Kuljeet's father Amrik Singh (Harpal Singh) happens to be a relative of Sonu's mother (Anita Devgan). After learning Sonu has been framed by MLA and arrested for the alleged murder of Simran, Amrik asks Judge to fight for Sonu's case and bring justice for him. Judge agrees. However, MLA arranges TS Brar (Sardar Sohi), who is believed to be the best lawyer in the region, as prosecution lawyer. In the first hearing, the judge approves Judge's application of transferring Sonu from police custody to judicial custody, so that police will no longer be able to torture him.

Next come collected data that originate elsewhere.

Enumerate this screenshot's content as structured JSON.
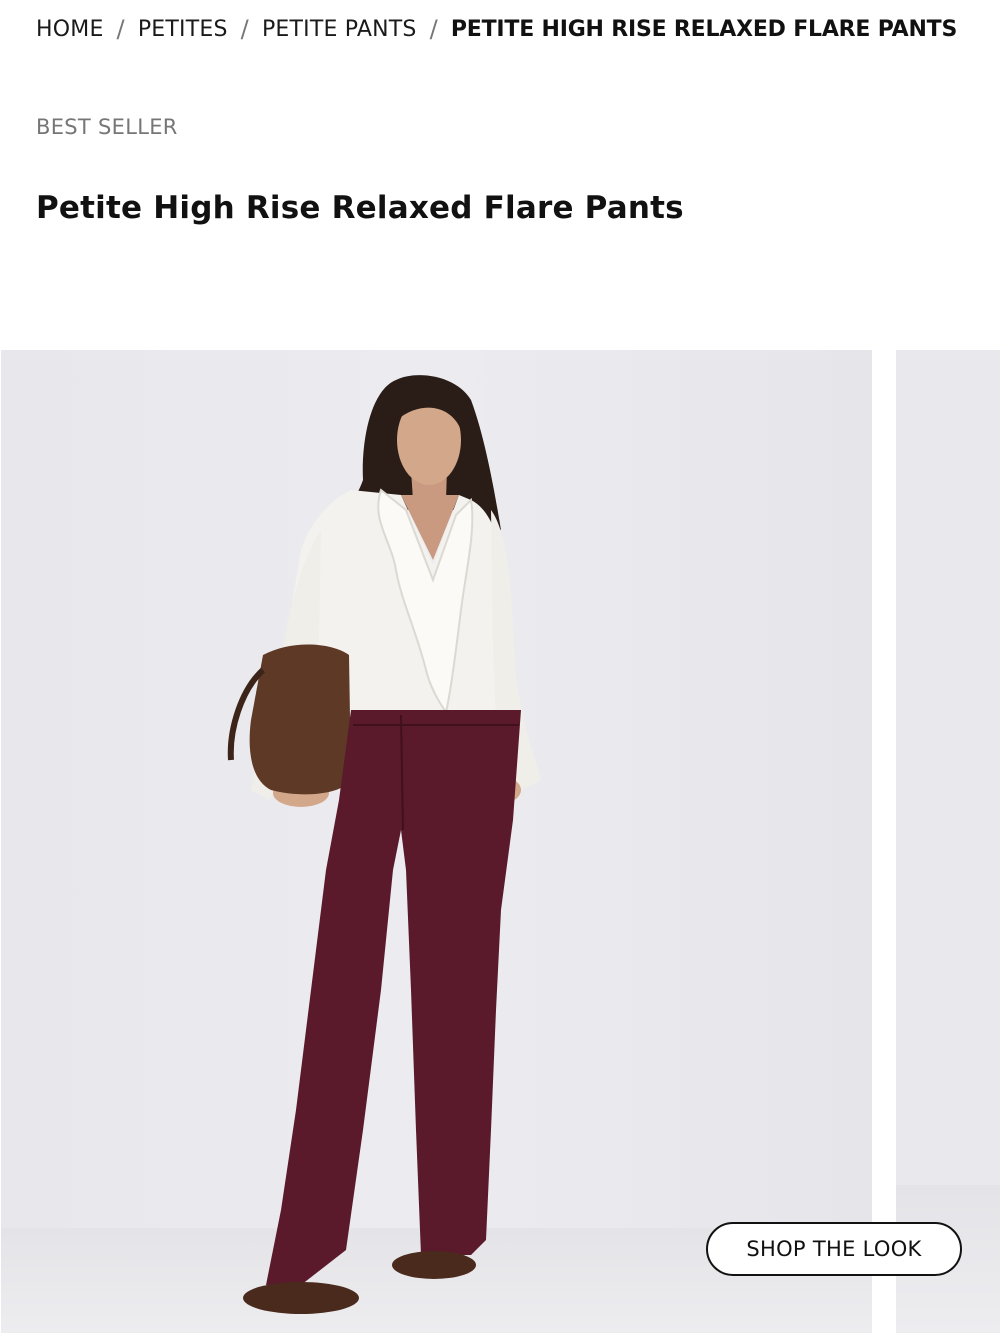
{
  "breadcrumb": {
    "items": [
      "HOME",
      "PETITES",
      "PETITE PANTS"
    ],
    "current": "PETITE HIGH RISE RELAXED FLARE PANTS",
    "separator": "/"
  },
  "product": {
    "badge": "BEST SELLER",
    "title": "Petite High Rise Relaxed Flare Pants"
  },
  "gallery": {
    "shop_the_look_label": "SHOP THE LOOK",
    "image_alt": "Model wearing Petite High Rise Relaxed Flare Pants in burgundy with white ruffle blouse and brown suede bag"
  },
  "colors": {
    "background": "#ffffff",
    "photo_background": "#e9e9ed",
    "pants": "#5a1a2c",
    "blouse": "#f4f2ee",
    "bag": "#5e3a26",
    "text": "#111111",
    "muted_text": "#767676"
  }
}
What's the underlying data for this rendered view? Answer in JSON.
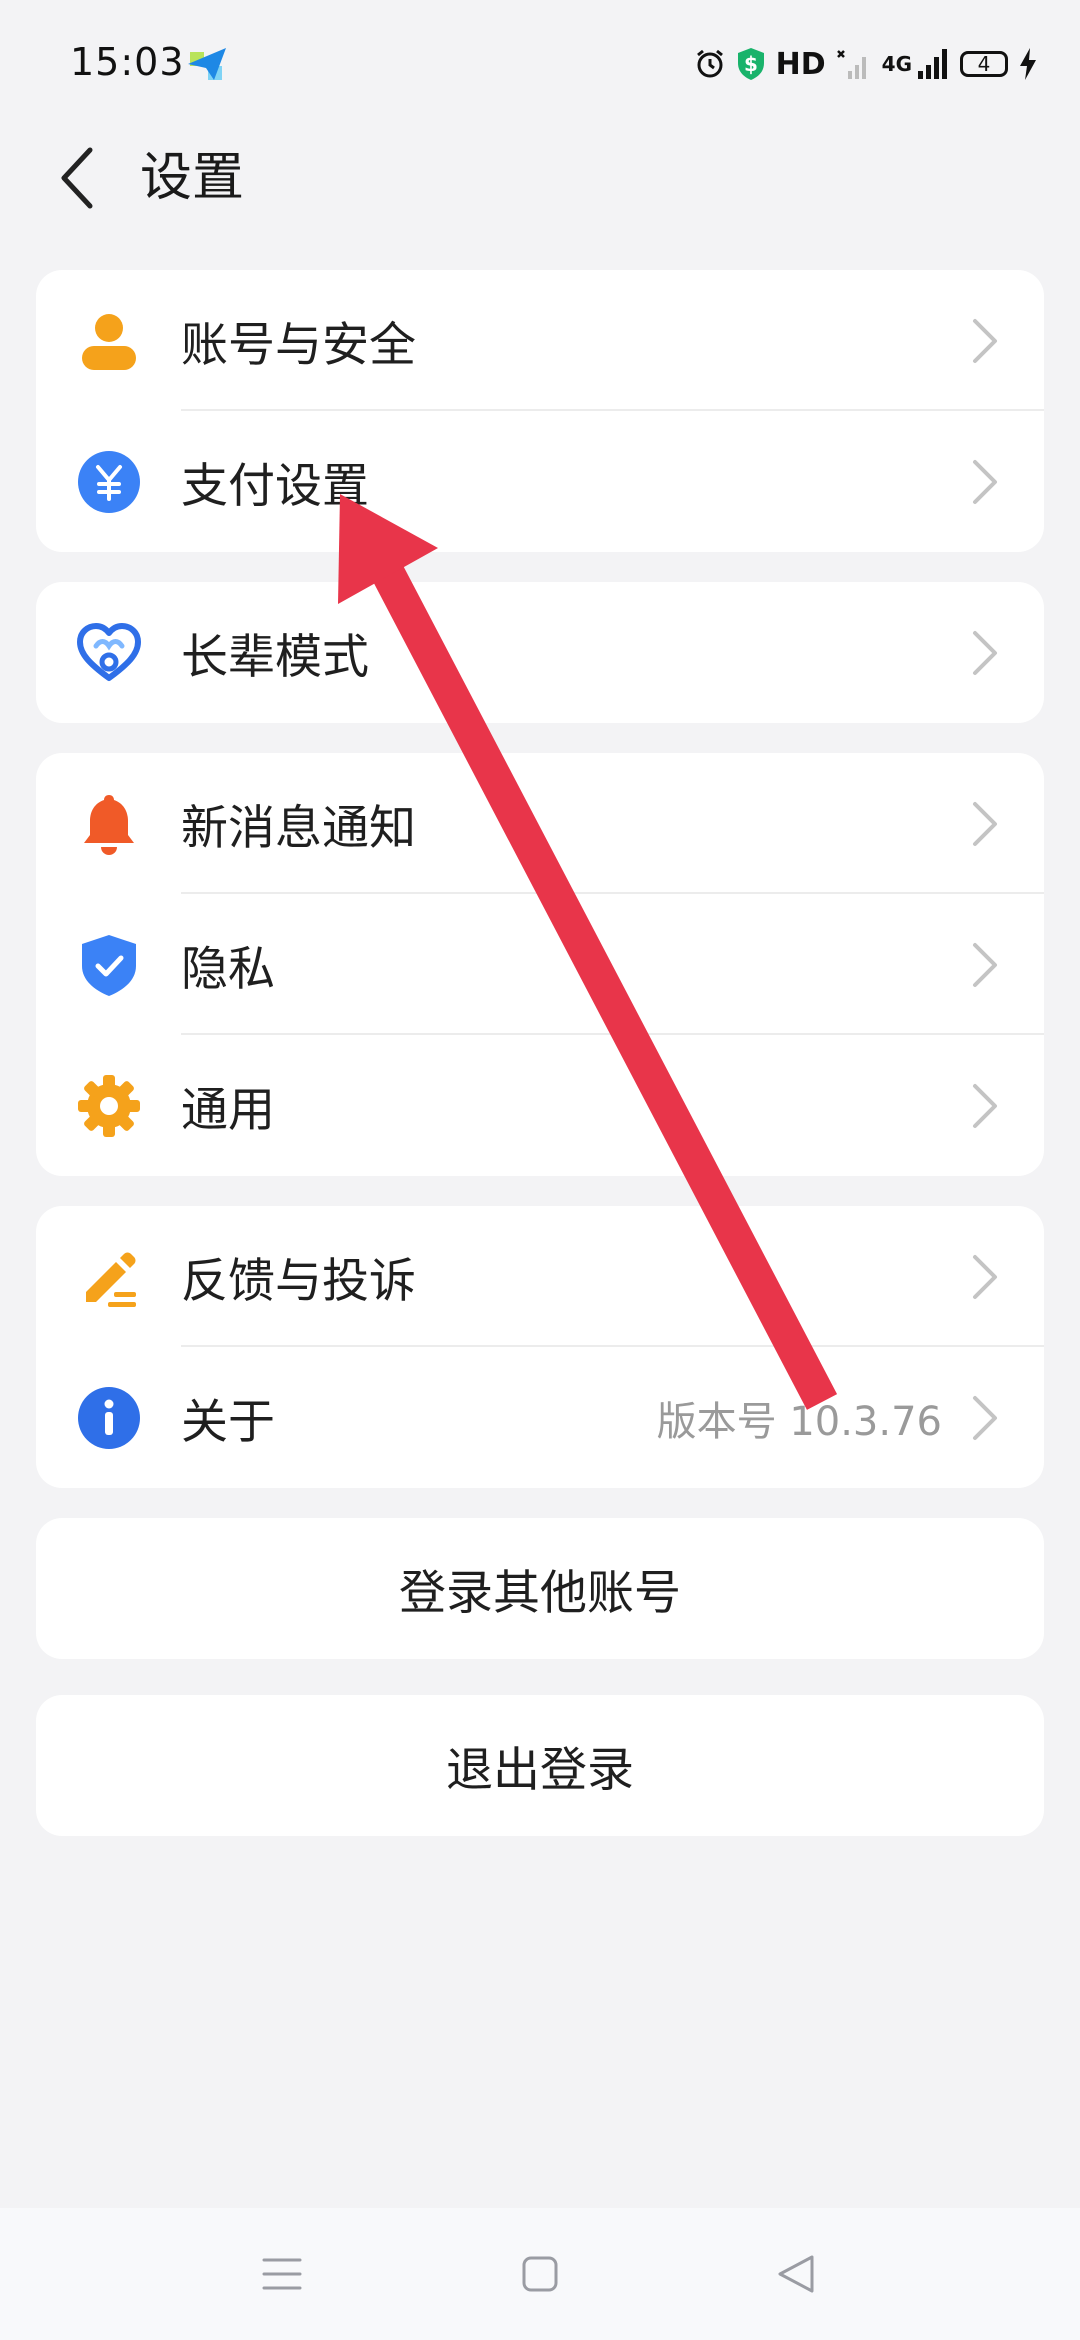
{
  "status_bar": {
    "time": "15:03",
    "hd_label": "HD",
    "network_label": "4G",
    "battery_level": "4"
  },
  "header": {
    "title": "设置"
  },
  "groups": [
    {
      "items": [
        {
          "label": "账号与安全",
          "icon": "user-icon",
          "color": "#F5A21B"
        },
        {
          "label": "支付设置",
          "icon": "yuan-icon",
          "color": "#3B82F6"
        }
      ]
    },
    {
      "items": [
        {
          "label": "长辈模式",
          "icon": "heart-icon",
          "color": "#2F6FE8"
        }
      ]
    },
    {
      "items": [
        {
          "label": "新消息通知",
          "icon": "bell-icon",
          "color": "#F05A28"
        },
        {
          "label": "隐私",
          "icon": "shield-icon",
          "color": "#3B82F6"
        },
        {
          "label": "通用",
          "icon": "gear-icon",
          "color": "#F5A21B"
        }
      ]
    },
    {
      "items": [
        {
          "label": "反馈与投诉",
          "icon": "pencil-icon",
          "color": "#F5A21B"
        },
        {
          "label": "关于",
          "icon": "info-icon",
          "color": "#2F6FE8",
          "value": "版本号 10.3.76"
        }
      ]
    }
  ],
  "buttons": {
    "switch_account": "登录其他账号",
    "logout": "退出登录"
  },
  "colors": {
    "arrow": "#E8354A",
    "background": "#F3F3F5"
  }
}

Amrik later finds Judge is not an advocate but actually jobless, so he angrily cancels the engagement between Kuljeet and Judge. Upset Judge becomes determined for that and starts his own law firm.

In the second hearing, Judge successfully disproves all evidence against Sonu, making the court grant him bail. TS Brar bribes and threatens Judge at his home to discourage him from keeping fighting the case. Judge receives a visit from a police officer offering him money to look the other way warning of what will happen if he didn't. Judge using the money to create a mobile toilet in Brar's name as a tool of embarrassment angers Brar who decided to drop by judges home and destroy his things. Judge arrived seeing his home in disarray and comforts his father. With a burning passion, he snuck into song's house looking for evidence to help his case but stumbles on the bracelet realizing sonu may have actually committed the murder.

However, when Judge is collecting more evidence for Sonu at his home, his finding suggests that Sonu did kill Simran, He send his friend Vijay Soni (Chandan Prabhakar), another lawyer who was once on TS Brar's side, to reveal the truth to TS Brar and collect evidence against him. TS Brar confesses that most cases he won in the past were because he forged evidence and bribed many key officials. The dialogue is secretly recorded by Vijay Soni.

In the third hearing, Judge introduces a disk which has a recorded conversation between soni and brar which leads to the realization that brar manipulated officials and faked evidence to close his cases quickly. The judge on the case concludes that sonu did commit the murder and is jailed and brar loses his law license too. As brar walks out the court room, he is mocked by others and is ridiculed. Judge walks out and looks at brar remembering what he did to his father, he gives brar a tight slap on his face. As judge leaves the courthouse, Kuljit arrives proclaiming her love for judge after her former lover broke up with her. Judge and his dad laugh as they drive off from the courthouse on the scooter laughing along the way.

==Cast==
- Ravinder Grewal as Advocate Judge Singh
- Chandan Prabhakar as Advocate Vijay Soni
- Parjesh Kapil as Sonu
- B.N. Sharma as Judge Singh's Dad
- Sardar Sohi as Adv T.S. Brar
- Hardeep Gill as MLA Harjit Singh Mann
- Harpal Singh as Amrik Singh
- Anita Devgan as Sonu's Mother
- Vandie Singh as female judge
- Surbhi Mahendru as Kuljeet

==Reception==

===Box office===

Judge Singh LLB took a toll on the collection of Mukhtiar Chadha at the US, Australia and New Zealand box offices in its opening weekend. Judge Singh LLB was released in 42 theatres in three key foreign markets and has collected approximately ₹22.12 lakh at the overseas box office in its opening weekend.

===Critical response===
British newspaper The Guardian reviewed Judge Singh LLB as scrappy, winning slacker comedy. Jasmine Singh of The Tribune reviewed film as the one definitely a bail-out from the usual storylines. ABP Sanjha reviewed film as a good courtroom drama in pollywood.